POTSA: A Cross-Lingual Speech Alignment Framework for Speech-to-Text Translation

arXiv cs.CL / 4/1/2026

💬 OpinionSignals & Early TrendsIdeas & Deep AnalysisModels & Research

Key Points

  • The paper introduces POTSA, a cross-lingual speech alignment framework for speech-to-text translation that uses cross-lingual parallel speech pairs and Optimal Transport to leverage semantic commonalities across languages.
  • POTSA combines a Bias Compensation module for coarse alignment of speech representations with token-level Optimal Transport constraints applied via a Q-Former for fine-grained consistency.
  • It further uses a layer scheduling strategy to apply OT constraints selectively to layers expected to contribute most to semantically beneficial alignment.
  • Experiments on FLEURS report state-of-the-art results, including +1.29 BLEU over five common languages and +2.93 BLEU on zero-shot languages, while requiring only 10 hours of parallel speech per language.

Abstract

Speech Large Language Models have achieved breakthroughs in multilingual speech-to-text translation.

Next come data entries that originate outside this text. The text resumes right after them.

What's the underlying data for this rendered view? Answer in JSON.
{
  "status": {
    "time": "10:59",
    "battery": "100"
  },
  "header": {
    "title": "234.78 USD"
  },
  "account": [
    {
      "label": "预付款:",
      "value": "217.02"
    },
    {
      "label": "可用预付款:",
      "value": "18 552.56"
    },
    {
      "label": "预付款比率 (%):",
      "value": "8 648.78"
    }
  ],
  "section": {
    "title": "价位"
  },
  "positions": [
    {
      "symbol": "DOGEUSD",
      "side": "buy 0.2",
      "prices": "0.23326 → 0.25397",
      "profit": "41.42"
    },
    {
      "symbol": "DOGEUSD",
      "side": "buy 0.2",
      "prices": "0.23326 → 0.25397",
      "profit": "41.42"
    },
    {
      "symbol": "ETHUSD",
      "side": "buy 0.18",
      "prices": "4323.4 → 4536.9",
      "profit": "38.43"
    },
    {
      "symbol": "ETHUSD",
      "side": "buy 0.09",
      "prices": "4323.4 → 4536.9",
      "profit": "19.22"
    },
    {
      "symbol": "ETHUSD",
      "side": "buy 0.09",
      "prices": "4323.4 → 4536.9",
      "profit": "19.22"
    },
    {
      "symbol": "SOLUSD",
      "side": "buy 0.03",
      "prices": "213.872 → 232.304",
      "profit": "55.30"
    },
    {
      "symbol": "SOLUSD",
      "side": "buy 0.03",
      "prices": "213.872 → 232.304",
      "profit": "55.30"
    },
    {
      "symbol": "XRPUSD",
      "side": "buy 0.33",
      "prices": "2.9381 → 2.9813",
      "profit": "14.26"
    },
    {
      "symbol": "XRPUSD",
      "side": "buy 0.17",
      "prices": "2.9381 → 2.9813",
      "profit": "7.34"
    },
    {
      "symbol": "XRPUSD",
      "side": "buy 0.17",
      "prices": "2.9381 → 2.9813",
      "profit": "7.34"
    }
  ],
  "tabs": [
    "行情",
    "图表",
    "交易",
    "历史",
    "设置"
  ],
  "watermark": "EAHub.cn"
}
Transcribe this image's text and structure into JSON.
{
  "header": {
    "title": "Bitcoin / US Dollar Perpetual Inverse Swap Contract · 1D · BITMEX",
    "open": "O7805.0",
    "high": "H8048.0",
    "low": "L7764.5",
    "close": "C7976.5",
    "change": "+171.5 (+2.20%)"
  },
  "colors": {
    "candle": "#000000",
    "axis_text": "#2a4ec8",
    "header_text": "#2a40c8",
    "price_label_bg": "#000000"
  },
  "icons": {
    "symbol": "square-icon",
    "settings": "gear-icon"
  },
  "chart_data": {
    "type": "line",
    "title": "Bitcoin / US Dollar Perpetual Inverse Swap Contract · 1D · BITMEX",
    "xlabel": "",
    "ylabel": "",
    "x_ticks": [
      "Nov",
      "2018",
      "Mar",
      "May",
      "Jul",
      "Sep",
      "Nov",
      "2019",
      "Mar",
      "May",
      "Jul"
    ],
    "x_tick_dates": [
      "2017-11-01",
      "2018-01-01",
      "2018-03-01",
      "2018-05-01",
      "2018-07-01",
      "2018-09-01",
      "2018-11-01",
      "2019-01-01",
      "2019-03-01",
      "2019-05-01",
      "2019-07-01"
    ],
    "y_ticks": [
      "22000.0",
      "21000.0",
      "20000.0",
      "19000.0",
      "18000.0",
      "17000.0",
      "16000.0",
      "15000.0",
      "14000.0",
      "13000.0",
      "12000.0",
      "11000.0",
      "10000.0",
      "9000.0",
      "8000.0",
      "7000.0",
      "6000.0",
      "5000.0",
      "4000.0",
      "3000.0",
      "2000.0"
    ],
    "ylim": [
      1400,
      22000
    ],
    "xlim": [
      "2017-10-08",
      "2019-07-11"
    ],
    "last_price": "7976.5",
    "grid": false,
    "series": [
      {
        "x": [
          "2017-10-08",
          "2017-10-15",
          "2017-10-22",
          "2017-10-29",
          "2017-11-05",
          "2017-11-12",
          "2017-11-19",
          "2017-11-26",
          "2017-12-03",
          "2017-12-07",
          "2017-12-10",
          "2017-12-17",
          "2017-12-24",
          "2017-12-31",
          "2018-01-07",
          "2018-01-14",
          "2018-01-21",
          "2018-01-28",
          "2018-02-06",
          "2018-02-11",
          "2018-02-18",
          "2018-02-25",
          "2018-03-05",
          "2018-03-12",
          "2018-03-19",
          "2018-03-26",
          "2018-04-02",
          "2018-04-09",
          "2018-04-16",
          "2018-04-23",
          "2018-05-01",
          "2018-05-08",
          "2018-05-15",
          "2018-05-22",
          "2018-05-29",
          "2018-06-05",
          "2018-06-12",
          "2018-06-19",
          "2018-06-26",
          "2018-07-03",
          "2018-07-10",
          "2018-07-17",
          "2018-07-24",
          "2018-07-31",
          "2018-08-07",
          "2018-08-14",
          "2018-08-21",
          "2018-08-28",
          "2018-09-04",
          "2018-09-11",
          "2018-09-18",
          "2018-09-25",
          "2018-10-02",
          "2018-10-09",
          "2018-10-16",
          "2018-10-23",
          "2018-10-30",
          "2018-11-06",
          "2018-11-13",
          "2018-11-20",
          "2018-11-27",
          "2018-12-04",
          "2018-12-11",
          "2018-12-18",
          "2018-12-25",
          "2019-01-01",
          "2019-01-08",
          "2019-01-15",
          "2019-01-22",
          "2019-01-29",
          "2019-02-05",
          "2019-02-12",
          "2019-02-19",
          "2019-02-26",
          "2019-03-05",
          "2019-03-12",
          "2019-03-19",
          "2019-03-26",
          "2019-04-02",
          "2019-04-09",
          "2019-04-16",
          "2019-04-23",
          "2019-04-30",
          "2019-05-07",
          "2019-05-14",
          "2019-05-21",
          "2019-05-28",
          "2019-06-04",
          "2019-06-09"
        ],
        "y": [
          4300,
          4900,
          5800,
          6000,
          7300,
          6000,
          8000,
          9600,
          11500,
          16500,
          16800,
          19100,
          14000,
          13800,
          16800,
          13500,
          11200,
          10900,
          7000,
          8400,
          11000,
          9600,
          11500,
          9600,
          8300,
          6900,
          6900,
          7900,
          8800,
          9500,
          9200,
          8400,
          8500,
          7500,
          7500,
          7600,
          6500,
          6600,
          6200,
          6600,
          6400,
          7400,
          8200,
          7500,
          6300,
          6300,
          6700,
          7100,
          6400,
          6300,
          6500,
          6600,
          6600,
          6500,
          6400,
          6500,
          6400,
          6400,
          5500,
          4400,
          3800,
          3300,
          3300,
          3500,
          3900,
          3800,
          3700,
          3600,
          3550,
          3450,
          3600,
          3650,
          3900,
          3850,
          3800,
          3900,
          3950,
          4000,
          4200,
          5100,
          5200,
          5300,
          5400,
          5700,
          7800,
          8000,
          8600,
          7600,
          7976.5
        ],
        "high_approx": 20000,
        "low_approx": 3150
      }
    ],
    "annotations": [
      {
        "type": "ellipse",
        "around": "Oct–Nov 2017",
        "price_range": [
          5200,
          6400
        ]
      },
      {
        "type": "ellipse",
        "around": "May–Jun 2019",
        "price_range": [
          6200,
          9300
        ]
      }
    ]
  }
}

However, existing approaches often overlook semantic commonalities across source languages, leading to biased translation performance. In this work, we propose POTSA (Parallel Optimal Transport for Speech Alignment), a new framework based on cross-lingual parallel speech pairs and Optimal Transport, designed to bridge high- and low-resource translation gaps. First, we introduce a Bias Compensation module to coarsely align initial speech representations. Second, we impose token-level OT constraints on a Q-Former using parallel pairs to establish fine-grained representation consistency. Then, we apply a layer scheduling strategy to focus OT constraints on semantically beneficial layers. Experiments on FLEURS show our method achieves SOTA performance, with +1.29 BLEU over five common languages and +2.93 BLEU on zero-shot languages, using only 10 hours of parallel speech per language.